Джакко встал в дверях и сказал:

— Пойду займусь коровами. Дай-ка мне кнут.

Но Маза, встревоженная состоянием Пьетро, буркнула:

— Куда ты его дел?

— Поищи.

— Никогда сам за собой не смотришь. А потом жена должна за тобой ходить да все подавать.

— Заладила! Может, помолчала бы да нашла вместо этого кнут? Было б лучше.

— Хочу — и говорю. Не хуже тебя. — И решив, что Пьетро, видимо, за что-то сегодня попало, чтобы отвлечь его от грустных мыслей, спросила: — Видели сегодня Гизолу?

— А разве она не здесь? — откликнулся он рассеянно.

— Да вот захотелось ей пойти на мессу в Сиену, — проворчал Джакко, еще не остыв. Но Маза за нее вступилась:

— И правильно сделала. А то сидит в Поджо-а-Мели, людей не видит. — И, обращаясь к Пьетро: — Я думала, вы ее встретили.

Старики вдруг задумались и обменялись взглядами, смысла которых Пьетро не понял.

— На все воля Божья! — громко вздохнула Маза.

— Это вы про что? — спросил Пьетро. — Расскажите.

Его вдруг охватило жгучее любопытство.

— А где она? Скоро вернется?

Он разволновался. Взглянул по сторонам своими добрыми голубыми глазами и понял, что все это знают. Веки были горячими, как кипяток.

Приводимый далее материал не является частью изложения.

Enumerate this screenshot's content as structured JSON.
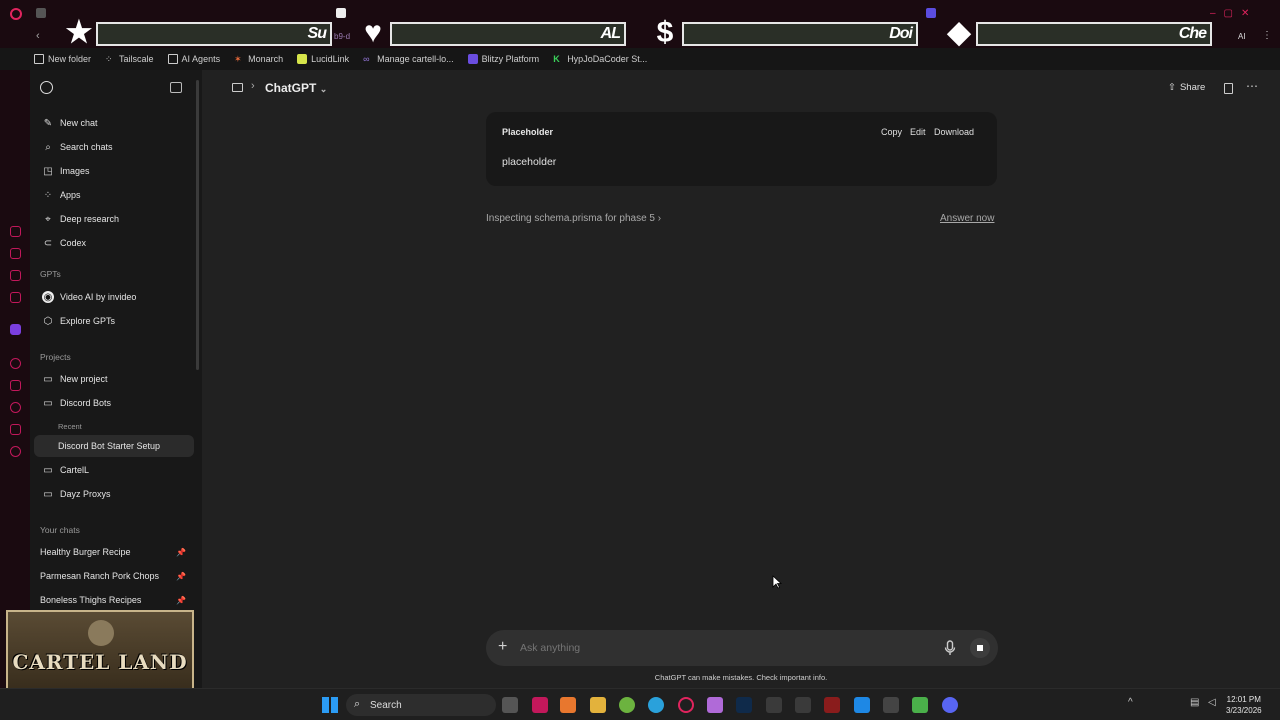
{
  "bookmarks": [
    {
      "label": "New folder",
      "icon": "folder-icon"
    },
    {
      "label": "Tailscale",
      "icon": "tailscale-icon"
    },
    {
      "label": "AI Agents",
      "icon": "folder-icon"
    },
    {
      "label": "Monarch",
      "icon": "monarch-icon"
    },
    {
      "label": "LucidLink",
      "icon": "lucidlink-icon"
    },
    {
      "label": "Manage cartell-lo...",
      "icon": "link-icon"
    },
    {
      "label": "Blitzy Platform",
      "icon": "blitzy-icon"
    },
    {
      "label": "HypJoDaCoder St...",
      "icon": "k-icon"
    }
  ],
  "banners": [
    {
      "symbol": "★",
      "text": "Su"
    },
    {
      "symbol": "♥",
      "text": "AL"
    },
    {
      "symbol": "$",
      "text": "Doi"
    },
    {
      "symbol": "◆",
      "text": "Che"
    }
  ],
  "address_partial": "b9-d",
  "address_right": "AI",
  "sidebar": {
    "nav": [
      {
        "label": "New chat",
        "icon": "edit-icon"
      },
      {
        "label": "Search chats",
        "icon": "search-icon"
      },
      {
        "label": "Images",
        "icon": "image-icon"
      },
      {
        "label": "Apps",
        "icon": "apps-icon"
      },
      {
        "label": "Deep research",
        "icon": "telescope-icon"
      },
      {
        "label": "Codex",
        "icon": "codex-icon"
      }
    ],
    "gpts_heading": "GPTs",
    "gpts": [
      {
        "label": "Video AI by invideo",
        "icon": "invideo-icon"
      },
      {
        "label": "Explore GPTs",
        "icon": "cube-icon"
      }
    ],
    "projects_heading": "Projects",
    "projects": [
      {
        "label": "New project",
        "icon": "folder-plus-icon"
      },
      {
        "label": "Discord Bots",
        "icon": "folder-icon"
      }
    ],
    "recent_label": "Recent",
    "recent_item": "Discord Bot Starter Setup",
    "more_projects": [
      {
        "label": "CartelL",
        "icon": "folder-icon"
      },
      {
        "label": "Dayz Proxys",
        "icon": "folder-icon"
      }
    ],
    "chats_heading": "Your chats",
    "chats": [
      {
        "label": "Healthy Burger Recipe"
      },
      {
        "label": "Parmesan Ranch Pork Chops"
      },
      {
        "label": "Boneless Thighs Recipes"
      }
    ]
  },
  "header": {
    "model": "ChatGPT",
    "share": "Share"
  },
  "canvas_card": {
    "title": "Placeholder",
    "body": "placeholder",
    "actions": [
      "Copy",
      "Edit",
      "Download"
    ]
  },
  "status": {
    "thinking": "Inspecting schema.prisma for phase 5",
    "answer_now": "Answer now"
  },
  "composer": {
    "placeholder": "Ask anything"
  },
  "disclaimer": "ChatGPT can make mistakes. Check important info.",
  "webcam": {
    "title": "CARTEL LAND"
  },
  "taskbar": {
    "search": "Search",
    "time": "12:01 PM",
    "date": "3/23/2026"
  },
  "colors": {
    "accent_pink": "#c2185b",
    "main_bg": "#212121",
    "sidebar_bg": "#181818"
  }
}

Запряженный в двуколку конь, привязанный во дворе к железному кольцу, клонился набок, отдыхая. Топпа глодал перепачканную землей сухую хлебную корку, для удобства крепко прижав ее лапами.

Не успев еще успокоиться, Пьетро увидел Гизолу.

Она выросла в юную девушку — худенькую, с тонкими губами. Черные глаза казались парой оливок, пропустить которые невозможно — они самые красивые на ветке.

Пьетро замер в восхищении. Она плавно шла, чуть встряхивая головой, ее черные как смоль волосы, приглаженные маслом, были уложены по-новому.

Гизола наклонила голову, пытаясь спрятать улыбку. И замедлила шаг, словно у нее был секрет, и она сомневалась, стоит ли им делиться. Ему стало горько, и он вышел ей навстречу, совсем как раньше, сам не зная, хочет ли стукнуть ее или что-нибудь рассказать — ему хотелось сделать ей больно.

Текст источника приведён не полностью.